Lockdown savers have been putting away more than £1,000

More people are seeing the importance of building a nest egg, according to Nationwide Building Society

SAVERS have put away more than £1,000 on average since the coronavirus lockdowns first started, a survey has found.

Those who have been able to squirrel some money away have put £1,085.90 aside on average, Nationwide Building Society found.

Nearly three-quarters (72 per cent) of people said they have had to cancel or postpone plans because of the Covid-19 pandemic, and around two-fifths (41 per cent) have funnelled this unspent cash into their savings.

Since the first lockdown in March 2020, nearly four in 10 (38 per cent) people said they have been able to save more.

A quarter (25 per cent) have saved less, and 23 per cent have saved the same amount as usual.

The £1,085.90 average relates to all those who have managed to save some money since March, whether it is more, less or the same as their normal habits.

The research also suggests that those on lower earnings have had a bigger struggle to put more money away than people on higher incomes.

More than a quarter (26 per cent) of those earning £15,000 or less have been able to put more money away, compared with 43 per cent of those earning between £25,001 and £35,000, and 59 per cent of those earning £55,001 or more.

For those earning £15,000 or less, 27 per cent said they have saved less since last March and 17 per cent have never saved any money.

Fewer than one in 10 (9 per cent) of those earning between £15,001 and £25,000 said they have never saved any money at all, as did just 3 per cent of those earning more than £55,001.

Nationwide released the findings to coincide with a "get the nation saving" campaign.

It found that half (50 per cent) of those polled said that financial worries due to Covid-19 have made them think more about saving now than they did before.

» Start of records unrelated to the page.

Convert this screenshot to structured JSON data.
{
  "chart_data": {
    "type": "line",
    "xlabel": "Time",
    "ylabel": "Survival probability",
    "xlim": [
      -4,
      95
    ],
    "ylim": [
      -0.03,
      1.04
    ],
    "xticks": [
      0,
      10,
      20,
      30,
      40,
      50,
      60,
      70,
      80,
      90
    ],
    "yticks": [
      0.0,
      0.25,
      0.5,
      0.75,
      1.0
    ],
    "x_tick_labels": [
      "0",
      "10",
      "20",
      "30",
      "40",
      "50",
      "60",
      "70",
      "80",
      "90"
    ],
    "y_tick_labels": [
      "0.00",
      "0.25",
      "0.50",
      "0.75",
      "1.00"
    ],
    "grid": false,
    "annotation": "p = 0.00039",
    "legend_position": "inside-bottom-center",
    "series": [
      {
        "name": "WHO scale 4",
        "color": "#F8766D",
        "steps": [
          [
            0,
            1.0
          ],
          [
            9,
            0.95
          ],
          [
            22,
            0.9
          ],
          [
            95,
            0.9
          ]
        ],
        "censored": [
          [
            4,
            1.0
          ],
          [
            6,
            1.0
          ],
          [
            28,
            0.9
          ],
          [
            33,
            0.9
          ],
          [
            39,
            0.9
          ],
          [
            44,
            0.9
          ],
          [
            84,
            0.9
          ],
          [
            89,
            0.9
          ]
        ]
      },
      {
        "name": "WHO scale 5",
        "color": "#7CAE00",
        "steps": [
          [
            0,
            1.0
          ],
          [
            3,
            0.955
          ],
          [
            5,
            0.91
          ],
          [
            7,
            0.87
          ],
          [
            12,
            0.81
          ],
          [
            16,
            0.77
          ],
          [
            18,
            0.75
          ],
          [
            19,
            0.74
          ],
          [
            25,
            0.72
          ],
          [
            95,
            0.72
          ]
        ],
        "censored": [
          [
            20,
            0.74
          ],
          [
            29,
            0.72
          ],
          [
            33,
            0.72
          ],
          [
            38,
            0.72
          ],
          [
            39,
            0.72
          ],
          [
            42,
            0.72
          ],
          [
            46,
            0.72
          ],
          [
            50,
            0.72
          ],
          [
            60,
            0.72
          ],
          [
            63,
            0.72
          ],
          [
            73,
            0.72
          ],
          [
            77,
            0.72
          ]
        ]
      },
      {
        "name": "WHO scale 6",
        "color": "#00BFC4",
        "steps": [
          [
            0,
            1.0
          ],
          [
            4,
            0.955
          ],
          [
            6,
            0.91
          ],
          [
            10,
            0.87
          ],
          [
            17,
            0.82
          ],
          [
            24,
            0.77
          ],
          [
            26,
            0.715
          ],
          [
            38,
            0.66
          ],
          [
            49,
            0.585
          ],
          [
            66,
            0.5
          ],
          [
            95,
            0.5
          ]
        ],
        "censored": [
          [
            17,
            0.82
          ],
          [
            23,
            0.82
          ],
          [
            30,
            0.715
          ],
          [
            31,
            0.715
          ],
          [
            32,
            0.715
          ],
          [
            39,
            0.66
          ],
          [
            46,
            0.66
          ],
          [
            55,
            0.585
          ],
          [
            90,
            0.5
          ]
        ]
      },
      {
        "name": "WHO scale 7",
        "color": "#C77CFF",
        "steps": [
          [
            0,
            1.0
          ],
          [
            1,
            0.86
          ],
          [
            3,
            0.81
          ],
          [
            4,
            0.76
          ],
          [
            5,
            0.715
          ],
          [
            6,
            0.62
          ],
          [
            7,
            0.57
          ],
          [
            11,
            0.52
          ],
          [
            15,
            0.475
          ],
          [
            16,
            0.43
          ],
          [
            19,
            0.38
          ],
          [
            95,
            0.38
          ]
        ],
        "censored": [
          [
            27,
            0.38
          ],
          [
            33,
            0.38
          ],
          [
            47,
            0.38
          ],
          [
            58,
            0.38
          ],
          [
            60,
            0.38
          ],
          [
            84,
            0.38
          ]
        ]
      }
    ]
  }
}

For nearly a quarter (23 per cent) of people, their savings "lightbulb" moment happened during the first UK lockdown last spring.

More than two-thirds (69 per cent) believe the pandemic will have a long-term impact on the importance of having a financial buffer in place, rising to three-quarters (75 per cent) of those aged 16 to 34.

Looking ahead to life after lockdown, taking a holiday was found to be at the top of people's priority lists, selected by nearly three in 10 (29 per cent).

One in 16 (6 per cent) said their priority is to see family and friends, and one in 20 (5 per cent) want to attend a sporting event.

To make their plans a reality, around a fifth (19 per cent) said they will need up to £500, while more than a third (34 per cent) expect to need up to £1,000.

People typically believe it will take around five-and-a-half months to save the money needed, although more than three-quarters (77 per cent) think it will take them up to a year.

A fifth (20 per cent) said they will not need to save to be able to carry out their plans.

More than half (58 per cent) of people find technology, such as tools on mobile banking apps, helpful in getting them to save.

Tom Riley, Nationwide's director of banking and savings, said: "Despite the pandemic, it's heartening to see a positive shift in our collective savings mindset.

"It's clear that more people are seeing the importance of building a nest egg."